- Genre: Historical romance
- Screenplay by: James Lee
- Directed by: Richard T. Heffron
- Starring: Armand Assante; Jacqueline Bisset; Stephanie Beacham; Patrick Cassidy; Jane Lapotaire; Anthony Perkins; Ione Skye;
- Composers: Gerald Fried Bill Conti (theme music only)
- Country of origin: United States
- Original language: English
- No. of episodes: 3

Production
- Executive producers: Bernard Sofronski; David L. Wolper;
- Producers: Alfred R. Kelman; Suzanne Wiesenfeld;
- Cinematography: Jean Tournier
- Editors: Michael Eliot; Scott C. Eyler;
- Running time: 285 minutes
- Production companies: David L. Wolper Productions; Warner Bros. Television;
- Budget: $20 million

Original release
- Network: ABC
- Release: November 10 – November 12, 1987

= Napoleon and Josephine: A Love Story =

Napoleon and Josephine: A Love Story is an American television miniseries broadcast on ABC from November 10 to 12, 1987. It stars Armand Assante as Napoleon Bonaparte and Jacqueline Bisset as Joséphine de Beauharnais, with Stephanie Beacham as Therese Tallien, Patrick Cassidy as Hippolyte Charles, Jane Lapotaire as Letizia Bonaparte, Anthony Perkins as Talleyrand, and Ione Skye as Pauline Bonaparte. It was directed by Richard T. Heffron, based on a screenplay by James Lee.
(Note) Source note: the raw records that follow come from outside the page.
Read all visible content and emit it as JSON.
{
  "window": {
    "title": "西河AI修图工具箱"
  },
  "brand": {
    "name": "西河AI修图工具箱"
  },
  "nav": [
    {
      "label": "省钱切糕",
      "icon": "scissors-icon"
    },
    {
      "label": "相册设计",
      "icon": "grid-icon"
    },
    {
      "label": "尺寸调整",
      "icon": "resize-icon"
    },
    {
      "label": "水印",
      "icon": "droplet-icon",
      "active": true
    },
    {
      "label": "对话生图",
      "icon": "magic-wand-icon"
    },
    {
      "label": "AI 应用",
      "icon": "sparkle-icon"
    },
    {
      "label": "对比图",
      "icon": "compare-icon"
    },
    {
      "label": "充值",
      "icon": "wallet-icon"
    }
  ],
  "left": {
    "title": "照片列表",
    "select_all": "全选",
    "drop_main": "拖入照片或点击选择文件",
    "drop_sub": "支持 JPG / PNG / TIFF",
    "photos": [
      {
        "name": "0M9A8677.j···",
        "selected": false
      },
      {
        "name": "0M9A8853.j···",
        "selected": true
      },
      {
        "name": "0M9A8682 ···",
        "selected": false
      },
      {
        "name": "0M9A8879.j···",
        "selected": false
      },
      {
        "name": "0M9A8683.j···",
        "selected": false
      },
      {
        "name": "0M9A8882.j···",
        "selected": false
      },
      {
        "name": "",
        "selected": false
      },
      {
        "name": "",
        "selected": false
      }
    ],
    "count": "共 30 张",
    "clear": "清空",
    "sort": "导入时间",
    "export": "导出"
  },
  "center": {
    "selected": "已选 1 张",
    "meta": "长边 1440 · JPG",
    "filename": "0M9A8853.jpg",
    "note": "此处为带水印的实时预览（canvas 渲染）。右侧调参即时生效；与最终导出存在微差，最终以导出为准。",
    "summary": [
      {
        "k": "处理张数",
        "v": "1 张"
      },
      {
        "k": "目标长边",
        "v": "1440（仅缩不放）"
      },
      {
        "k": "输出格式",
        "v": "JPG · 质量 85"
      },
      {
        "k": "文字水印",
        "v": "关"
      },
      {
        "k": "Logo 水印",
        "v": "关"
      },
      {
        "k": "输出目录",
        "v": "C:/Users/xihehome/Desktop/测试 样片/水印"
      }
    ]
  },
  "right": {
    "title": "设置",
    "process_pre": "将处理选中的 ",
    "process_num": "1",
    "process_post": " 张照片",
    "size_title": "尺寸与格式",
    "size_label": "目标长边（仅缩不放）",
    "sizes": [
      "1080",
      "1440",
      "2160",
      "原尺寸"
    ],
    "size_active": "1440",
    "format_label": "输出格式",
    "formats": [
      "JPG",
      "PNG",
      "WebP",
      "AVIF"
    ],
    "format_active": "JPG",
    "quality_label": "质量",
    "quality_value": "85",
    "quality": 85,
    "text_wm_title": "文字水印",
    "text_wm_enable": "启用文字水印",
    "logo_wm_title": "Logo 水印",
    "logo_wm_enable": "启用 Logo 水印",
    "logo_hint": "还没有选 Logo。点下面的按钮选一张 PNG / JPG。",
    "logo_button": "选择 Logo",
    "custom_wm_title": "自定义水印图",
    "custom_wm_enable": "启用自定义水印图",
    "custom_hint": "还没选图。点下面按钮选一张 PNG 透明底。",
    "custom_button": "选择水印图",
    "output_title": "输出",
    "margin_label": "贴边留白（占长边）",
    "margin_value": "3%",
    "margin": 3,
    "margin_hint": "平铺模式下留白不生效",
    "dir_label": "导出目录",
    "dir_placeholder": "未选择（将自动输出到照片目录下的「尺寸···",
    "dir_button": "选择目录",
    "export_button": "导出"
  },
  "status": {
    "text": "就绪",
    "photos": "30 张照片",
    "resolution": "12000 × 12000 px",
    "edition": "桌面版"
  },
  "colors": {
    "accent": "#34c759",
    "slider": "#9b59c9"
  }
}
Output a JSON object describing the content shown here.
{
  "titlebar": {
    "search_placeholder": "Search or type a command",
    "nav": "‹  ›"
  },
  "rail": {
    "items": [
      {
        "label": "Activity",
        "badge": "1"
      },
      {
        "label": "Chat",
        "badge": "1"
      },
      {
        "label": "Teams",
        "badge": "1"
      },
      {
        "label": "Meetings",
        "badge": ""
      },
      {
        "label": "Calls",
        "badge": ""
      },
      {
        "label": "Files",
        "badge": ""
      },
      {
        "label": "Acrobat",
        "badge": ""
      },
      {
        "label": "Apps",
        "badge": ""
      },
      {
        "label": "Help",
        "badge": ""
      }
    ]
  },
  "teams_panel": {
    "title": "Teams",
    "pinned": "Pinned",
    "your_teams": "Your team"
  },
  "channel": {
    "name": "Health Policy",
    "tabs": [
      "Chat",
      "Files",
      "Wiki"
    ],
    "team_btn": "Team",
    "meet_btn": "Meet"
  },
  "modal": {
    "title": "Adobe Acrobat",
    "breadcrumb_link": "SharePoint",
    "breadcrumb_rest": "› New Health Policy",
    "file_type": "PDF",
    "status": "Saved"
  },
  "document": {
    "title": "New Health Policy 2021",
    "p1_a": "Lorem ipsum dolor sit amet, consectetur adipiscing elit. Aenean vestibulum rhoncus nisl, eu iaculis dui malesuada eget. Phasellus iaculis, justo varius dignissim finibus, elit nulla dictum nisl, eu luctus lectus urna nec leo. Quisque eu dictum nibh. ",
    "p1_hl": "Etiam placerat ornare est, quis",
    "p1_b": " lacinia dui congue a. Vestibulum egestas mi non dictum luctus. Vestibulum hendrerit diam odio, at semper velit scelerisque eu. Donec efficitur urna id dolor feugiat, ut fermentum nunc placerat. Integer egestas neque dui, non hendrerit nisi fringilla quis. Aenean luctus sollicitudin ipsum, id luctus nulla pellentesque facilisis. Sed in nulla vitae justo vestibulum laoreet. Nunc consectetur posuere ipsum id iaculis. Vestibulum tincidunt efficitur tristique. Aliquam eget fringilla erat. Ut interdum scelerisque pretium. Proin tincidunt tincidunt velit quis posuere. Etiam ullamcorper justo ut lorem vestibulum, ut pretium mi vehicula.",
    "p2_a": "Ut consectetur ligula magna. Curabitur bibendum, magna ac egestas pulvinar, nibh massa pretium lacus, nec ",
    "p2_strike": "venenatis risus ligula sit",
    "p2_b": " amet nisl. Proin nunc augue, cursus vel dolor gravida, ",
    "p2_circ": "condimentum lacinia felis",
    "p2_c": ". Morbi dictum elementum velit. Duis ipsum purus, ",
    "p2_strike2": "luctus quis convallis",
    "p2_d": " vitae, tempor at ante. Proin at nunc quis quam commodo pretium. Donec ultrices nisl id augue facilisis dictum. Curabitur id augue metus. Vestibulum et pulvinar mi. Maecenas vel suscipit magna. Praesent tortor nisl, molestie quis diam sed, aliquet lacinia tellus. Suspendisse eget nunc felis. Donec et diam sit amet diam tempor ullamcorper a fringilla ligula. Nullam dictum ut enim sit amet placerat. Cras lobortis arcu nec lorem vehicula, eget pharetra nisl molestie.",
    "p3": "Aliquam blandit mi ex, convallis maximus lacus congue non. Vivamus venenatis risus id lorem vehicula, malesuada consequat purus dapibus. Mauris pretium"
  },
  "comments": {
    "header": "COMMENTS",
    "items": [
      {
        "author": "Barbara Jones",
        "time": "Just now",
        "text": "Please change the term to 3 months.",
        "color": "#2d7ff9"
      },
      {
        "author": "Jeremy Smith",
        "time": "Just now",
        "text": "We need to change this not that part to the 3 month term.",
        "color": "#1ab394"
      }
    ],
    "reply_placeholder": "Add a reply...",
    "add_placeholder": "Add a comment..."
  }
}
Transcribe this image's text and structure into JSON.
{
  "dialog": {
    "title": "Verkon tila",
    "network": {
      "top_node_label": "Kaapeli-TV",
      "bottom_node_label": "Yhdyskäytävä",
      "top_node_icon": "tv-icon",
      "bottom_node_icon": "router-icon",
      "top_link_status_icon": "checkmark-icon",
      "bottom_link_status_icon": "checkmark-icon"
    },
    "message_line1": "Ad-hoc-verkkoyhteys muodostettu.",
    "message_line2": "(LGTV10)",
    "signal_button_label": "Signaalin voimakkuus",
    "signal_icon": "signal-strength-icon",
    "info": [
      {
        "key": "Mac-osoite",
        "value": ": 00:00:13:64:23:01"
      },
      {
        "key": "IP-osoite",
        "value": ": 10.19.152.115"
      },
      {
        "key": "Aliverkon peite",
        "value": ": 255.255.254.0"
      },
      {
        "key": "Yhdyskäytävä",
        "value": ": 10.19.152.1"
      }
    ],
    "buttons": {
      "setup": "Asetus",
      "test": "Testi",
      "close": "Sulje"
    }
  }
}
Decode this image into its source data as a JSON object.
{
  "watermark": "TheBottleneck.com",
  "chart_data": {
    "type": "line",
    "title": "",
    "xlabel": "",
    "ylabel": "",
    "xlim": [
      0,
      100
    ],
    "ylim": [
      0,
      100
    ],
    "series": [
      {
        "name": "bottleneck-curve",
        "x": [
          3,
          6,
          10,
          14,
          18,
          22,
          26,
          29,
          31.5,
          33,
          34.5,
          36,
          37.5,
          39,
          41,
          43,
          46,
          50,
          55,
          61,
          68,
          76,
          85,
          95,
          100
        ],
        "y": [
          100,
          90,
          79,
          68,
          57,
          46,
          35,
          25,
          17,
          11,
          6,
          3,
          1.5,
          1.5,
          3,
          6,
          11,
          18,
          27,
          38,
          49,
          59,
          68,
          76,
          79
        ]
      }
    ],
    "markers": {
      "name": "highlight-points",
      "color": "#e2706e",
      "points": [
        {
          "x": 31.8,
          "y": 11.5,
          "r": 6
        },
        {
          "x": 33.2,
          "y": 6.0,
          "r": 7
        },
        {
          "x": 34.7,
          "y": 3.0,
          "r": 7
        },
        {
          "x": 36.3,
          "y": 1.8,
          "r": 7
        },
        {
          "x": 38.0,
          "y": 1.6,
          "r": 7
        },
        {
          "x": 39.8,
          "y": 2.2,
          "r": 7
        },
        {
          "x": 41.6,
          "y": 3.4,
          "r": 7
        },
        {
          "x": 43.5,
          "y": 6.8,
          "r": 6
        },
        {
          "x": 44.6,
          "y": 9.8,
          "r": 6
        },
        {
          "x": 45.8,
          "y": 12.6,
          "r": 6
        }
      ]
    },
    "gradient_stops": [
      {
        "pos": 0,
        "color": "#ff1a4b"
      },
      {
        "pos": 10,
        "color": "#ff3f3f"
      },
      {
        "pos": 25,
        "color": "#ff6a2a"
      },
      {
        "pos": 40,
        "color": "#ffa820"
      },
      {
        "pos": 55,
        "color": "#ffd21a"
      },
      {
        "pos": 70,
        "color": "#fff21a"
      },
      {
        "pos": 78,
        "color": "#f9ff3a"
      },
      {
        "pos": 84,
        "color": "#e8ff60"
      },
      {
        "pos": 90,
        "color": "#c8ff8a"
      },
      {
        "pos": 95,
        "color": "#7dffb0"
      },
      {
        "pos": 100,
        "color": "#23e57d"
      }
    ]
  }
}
The plot focuses on the romantic relationship between Napoleon and Josephine from 1794 to 1814, only lightly touching on battles and other historical events. Executive producer David L. Wolper, who had previously created prominent miniseries such as North and South (directed by Heffron) and Roots (written by Lee, among others), stated, "The mini-series covers some of Napoleon's military accomplishments, but only as a backdrop to how the love between these two people affected France, the world and, most importantly, Napoleon and Josephine themselves."

==Cast==

| Actor | Role |
Starring
| Armand Assante | Napoleon Bonaparte |
| Jacqueline Bisset | Joséphine de Beauharnais |
| Stephanie Beacham | Therese Tallien |
| Anthony Higgins | Joseph Bonaparte |
| Patrick Cassidy | Capt. Hippolyte Charles |
| Nickolas Grace | Lord Nelson |
| Jane Lapotaire | Letizia Bonaparte |
Also starring
| William Lucking | Sgt. Dupont |
| Jean-Pierre Stewart | Barras |
| John Vickery | Bourrienne |
| Leigh Taylor-Young | Madame de Stael |
Introducing
| Ione Skye | Pauline Bonaparte |
Special guest star
| Anthony Perkins | Talleyrand |
Featuring
| Paul Brooke | Junot |
| Jeremy Brudenell | Louis Bonaparte |
| Simon Chandler | Leclerc |
| Paul Geoffrey | Murat |
| Julie Graham | Caroline Bonaparte |
| Jane Gurnett | Elisa Bonaparte |

==Filming==
Napoleon and Josephine was filmed on location in Paris and Morocco, and at studios in Portsmouth. The producers decided to shoot scenes in Paris rather than less expensive locales out of a desire for authenticity. This, and a scheduling disruption when star Bisset missed four days of filming due to illness, caused the budget to grow to $20 million.

==Reception==
Critical reaction to Napoleon and Josephine was largely negative. Jeff Jarvis of People described the production as a "gooey mess". John J. O'Connor of the New York Times was unimpressed with the leads' performances:

Ms. Bisset is beautiful but she conveys the elegance of a contemporary perfume ad. Her Josephine is not a terribly convincing 18th-century woman of affairs, especially one who reportedly had rotten teeth. And Mr. Assante is exasperating in his determination to overwhelm, whether weeping uncontrollably, barking orders to his troops or having an epileptic fit.

Howard Rosenberg of the Los Angeles Times found Bisset "credible as a sympathetic Josephine" and praised the series' "nice battle sequences", but criticized the script as "heavy on hot-breathed romance, though – offering little sense of history or Napoleon's genius."

Nielsen ratings for the series were disappointing, with its three episodes finishing 15th, 26th, and 30th in their respective time slots.

Napoleon and Josephine received two Emmy nominations – Gerald Fried for Outstanding Achievement in Music Composition, and Michel Fresnay for Outstanding Achievement in Costuming.